Roach: Well, the hardest thing in the world to do is to sell high priced markets. Emotionally we all get involved in the moving of prices. Producers, if they have done a good job of marketing, have already sold a lot of their crop and now the prices are all higher, they are kicking themselves for what they didn't sell and so emotionally we get everybody leaning on one way and what people have to understand is that these markets have all been driven higher by speculative buying. This is not consumptive buying, it is speculative buying.
Roach: If you look at the commitment of traders report that's where you'll see the buyers have been speculative traders and what prices do in this environment is they go up to a peak and then from that peak they start to notch lower and right now you can expect with the harvest progress cranking up farmers are going to be very willing to sell grain as they harvest it at these price levels. And really the job of the market is to slide low enough in the bulk of the harvest so that most producers put the crop in the bin and the only way to get people to put the crop in the bin is they have to be disappointed with price and think it will be better next spring.
Roach: So, we're just selling into the strength. This is what we do, this is the way we approach markets and we've gone through these big price moves before. Now, the question you have to ask yourself is are we going to have another 2008? Do we have that kind of an engine out there to drive markets as they were driven in 2008? We don't think so. And so we are at price levels right now that we have only been above for a period of a few months in a farmer's career and to think that they're going to stay above these price levels and be able to maintain these kind of price levels over a period of a couple of years the likelihood is that's not going to happen. And so we're selling into it.
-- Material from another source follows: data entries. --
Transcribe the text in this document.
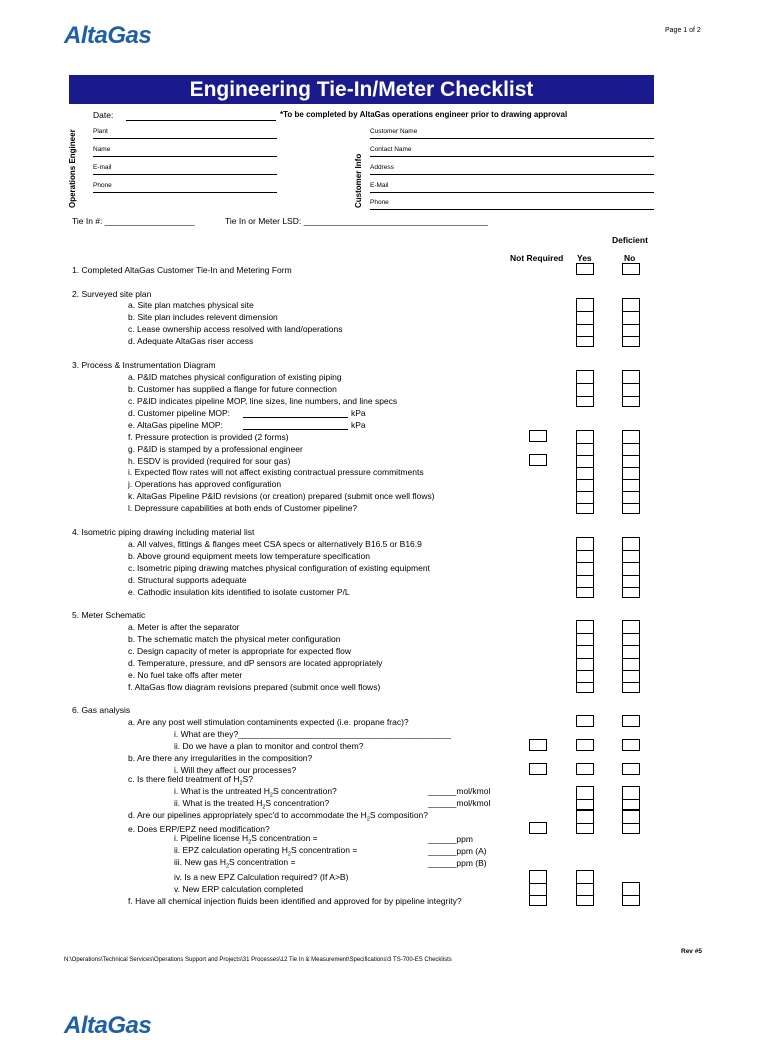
AltaGas	Page 1 of 2
Engineering Tie-In/Meter Checklist
Operations Engineer
Date:	*To be completed by AltaGas operations engineer prior to drawing approval
Plant
Name
E-mail
Phone	Customer Info
Customer Name
Contact Name
Address
E-Mail
Phone
Tie In #: ___________________	Tie In or Meter LSD: _______________________________________
Deficient
Not Required Yes	No
1. Completed AltaGas Customer Tie-In and Metering Form
2. Surveyed site plan
a. Site plan matches physical site
b. Site plan includes relevent dimension
c. Lease ownership access resolved with land/operations
d. Adequate AltaGas riser access
3. Process & Instrumentation Diagram
a. P&ID matches physical configuration of existing piping
b. Customer has supplied a flange for future connection
c. P&ID indicates pipeline MOP, line sizes, line numbers, and line specs
d. Customer pipeline MOP:	kPa
e. AltaGas pipeline MOP:	kPa
f. Pressure protection is provided (2 forms)
g. P&ID is stamped by a professional engineer
h. ESDV is provided (required for sour gas)
i. Expected flow rates will not affect existing contractual pressure commitments
j. Operations has approved configuration
k. AltaGas Pipeline P&ID revisions (or creation) prepared (submit once well flows)
l. Depressure capabilities at both ends of Customer pipeline?
4. Isometric piping drawing including material list
a. All valves, fittings & flanges meet CSA specs or alternatively B16.5 or B16.9
b. Above ground equipment meets low temperature specification
c. Isometric piping drawing matches physical configuration of existing equipment
d. Structural supports adequate
e. Cathodic insulation kits identified to isolate customer P/L
5. Meter Schematic
a. Meter is after the separator
b. The schematic match the physical meter configuration
c. Design capacity of meter is appropriate for expected flow
d. Temperature, pressure, and dP sensors are located appropriately
e. No fuel take offs after meter
f. AltaGas flow diagram revisions prepared (submit once well flows)
6. Gas analysis
a. Are any post well stimulation contaminents expected (i.e. propane frac)?
i. What are they?_____________________________________________
ii. Do we have a plan to monitor and control them?
b. Are there any irregularities in the composition?
i. Will they affect our processes?
c. Is there field treatment of $H_2S$?
i. What is the untreated $H_2S$ concentration?	______mol/kmol
ii. What is the treated $H_2S$ concentration?	______mol/kmol
d. Are our pipelines appropriately spec'd to accommodate the $H_2S$ composition?
e. Does ERP/EPZ need modification?
i. Pipeline license $H_2S$ concentration =	______ppm
ii. EPZ calculation operating $H_2S$ concentration =	______ppm (A)
iii. New gas $H_2S$ concentration =	______ppm (B)
iv. Is a new EPZ Calculation required? (If A>B)
v. New ERP calculation completed
f. Have all chemical injection fluids been identified and approved for by pipeline integrity?
Rev #5
N:\Operations\Technical Services\Operations Support and Projects\31 Processes\12 Tie In & Measurement\Specifications\3 TS-700-ES Checklists
AltaGas
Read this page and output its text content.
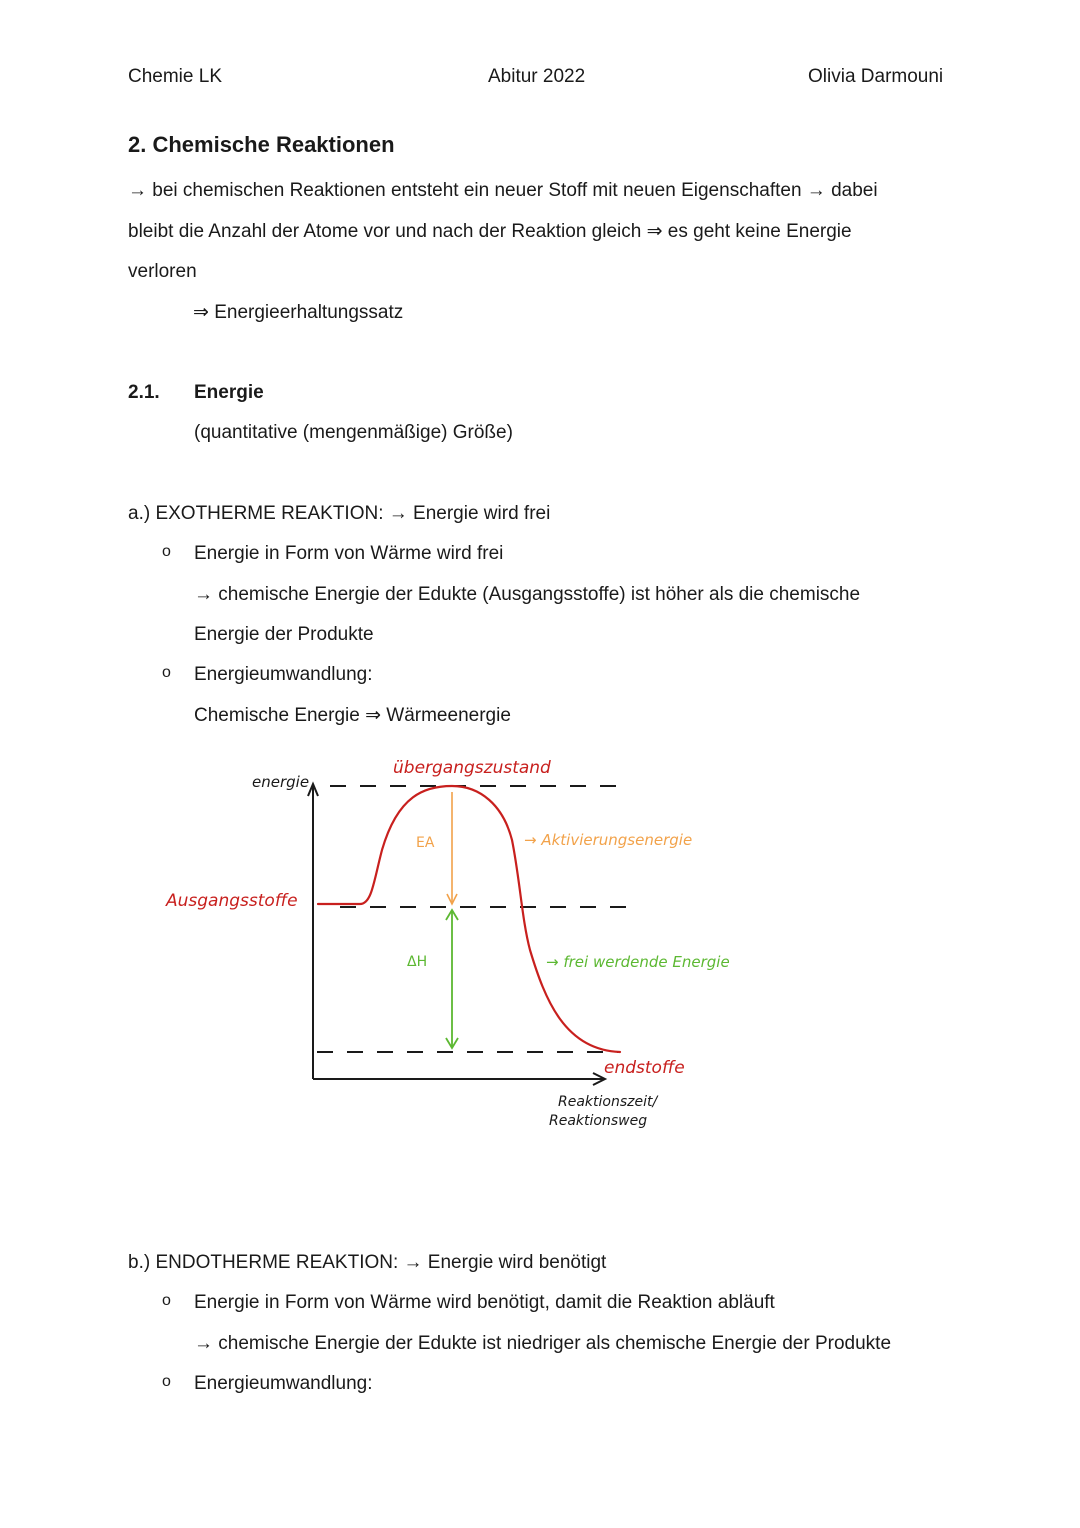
Chemie LK	Abitur 2022	Olivia Darmouni
2. Chemische Reaktionen
→ bei chemischen Reaktionen entsteht ein neuer Stoff mit neuen Eigenschaften → dabei
bleibt die Anzahl der Atome vor und nach der Reaktion gleich ⇒ es geht keine Energie
verloren
⇒ Energieerhaltungssatz
2.1. Energie
(quantitative (mengenmäßige) Größe)
a.) EXOTHERME REAKTION: → Energie wird frei
o Energie in Form von Wärme wird frei
→ chemische Energie der Edukte (Ausgangsstoffe) ist höher als die chemische
Energie der Produkte
o Energieumwandlung:
Chemische Energie ⇒ Wärmeenergie
energie
übergangszustand
Ausgangsstoffe
EA	→ Aktivierungsenergie
ΔH	→ frei werdende Energie
endstoffe
Reaktionszeit/
Reaktionsweg
b.) ENDOTHERME REAKTION: → Energie wird benötigt
o Energie in Form von Wärme wird benötigt, damit die Reaktion abläuft
→ chemische Energie der Edukte ist niedriger als chemische Energie der Produkte
o Energieumwandlung:
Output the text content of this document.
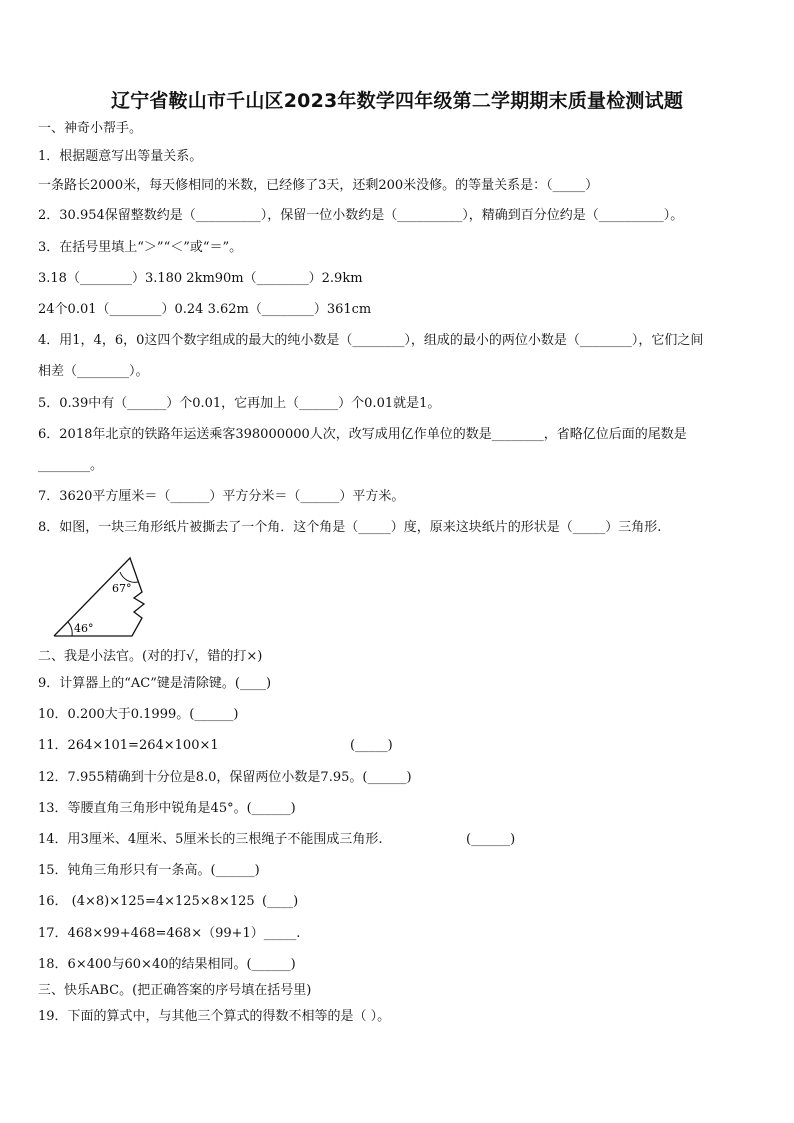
辽宁省鞍山市千山区2023年数学四年级第二学期期末质量检测试题
一、神奇小帮手。
1．根据题意写出等量关系。
一条路长2000米，每天修相同的米数，已经修了3天，还剩200米没修。的等量关系是：（_____）
2．30.954保留整数约是（__________），保留一位小数约是（__________），精确到百分位约是（__________）。
3．在括号里填上“＞”“＜”或“＝”。
3.18（________）3.180 2km90m（________）2.9km
24个0.01（________）0.24 3.62m（________）361cm
4．用1，4，6，0这四个数字组成的最大的纯小数是（________），组成的最小的两位小数是（________），它们之间
相差（________）。
5．0.39中有（______）个0.01，它再加上（______）个0.01就是1。
6．2018年北京的铁路年运送乘客398000000人次，改写成用亿作单位的数是________，省略亿位后面的尾数是
________。
7．3620平方厘米＝（______）平方分米＝（______）平方米。
8．如图，一块三角形纸片被撕去了一个角．这个角是（_____）度，原来这块纸片的形状是（_____）三角形.
67°
46°
二、我是小法官。(对的打√，错的打×)
9．计算器上的“AC”键是清除键。(____)
10．0.200大于0.1999。(______)
11．264×101=264×100×1	(_____)
12．7.955精确到十分位是8.0，保留两位小数是7.95。(______)
13．等腰直角三角形中锐角是45°。(______)
14．用3厘米、4厘米、5厘米长的三根绳子不能围成三角形.	(______)
15．钝角三角形只有一条高。(______)
16． (4×8)×125=4×125×8×125 (____)
17．468×99+468=468×（99+1）_____.
18．6×400与60×40的结果相同。(______)
三、快乐ABC。(把正确答案的序号填在括号里)
19．下面的算式中，与其他三个算式的得数不相等的是（ ）。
Pearson: All right. You talked about you were selling 2010 corn and 2011 corn. You're selling 2010 soybeans. What about 2011 soybeans?
Roach: We're selling 2011 soybeans as well. Now, we do incremental approaches. We know that we will get several selling opportunities throughout the year and so we sell in increments. And so on each one of these sell signals, and we get ten to twelve a year, we're in like the number nine sell signal on corn this year and so we're selling another increment and we're also starting to sell -- and we started actually some time ago -- starting to sell increments of 2011 and 2012.
Pearson: All right. As you look at this market and we move -- it looks like, it appears anyway, we'll know more after the September 10th report from USDA, it seems to be fairly early maturing crop, John, or are you just being more of a normal harvest low for both corn and soybeans this year?
Roach: We'd sure think there would be some sag down as we move through the harvest process and it's going to be a fast harvest because all the corn is maturing, all the soybeans will be maturing, we had relatively uniform planting dates. We're going to have a lot of crop be harvested in a very short period of time, we think.
Pearson: All right. It's going to be another fascinating year. As usual, John, appreciate your insights. John Roach with us on Market Plus this week, our senior market analyst on Market to Market. And from all of us on Market to Market, I'm Mark Pearson. Thanks for being with us. Have a great week.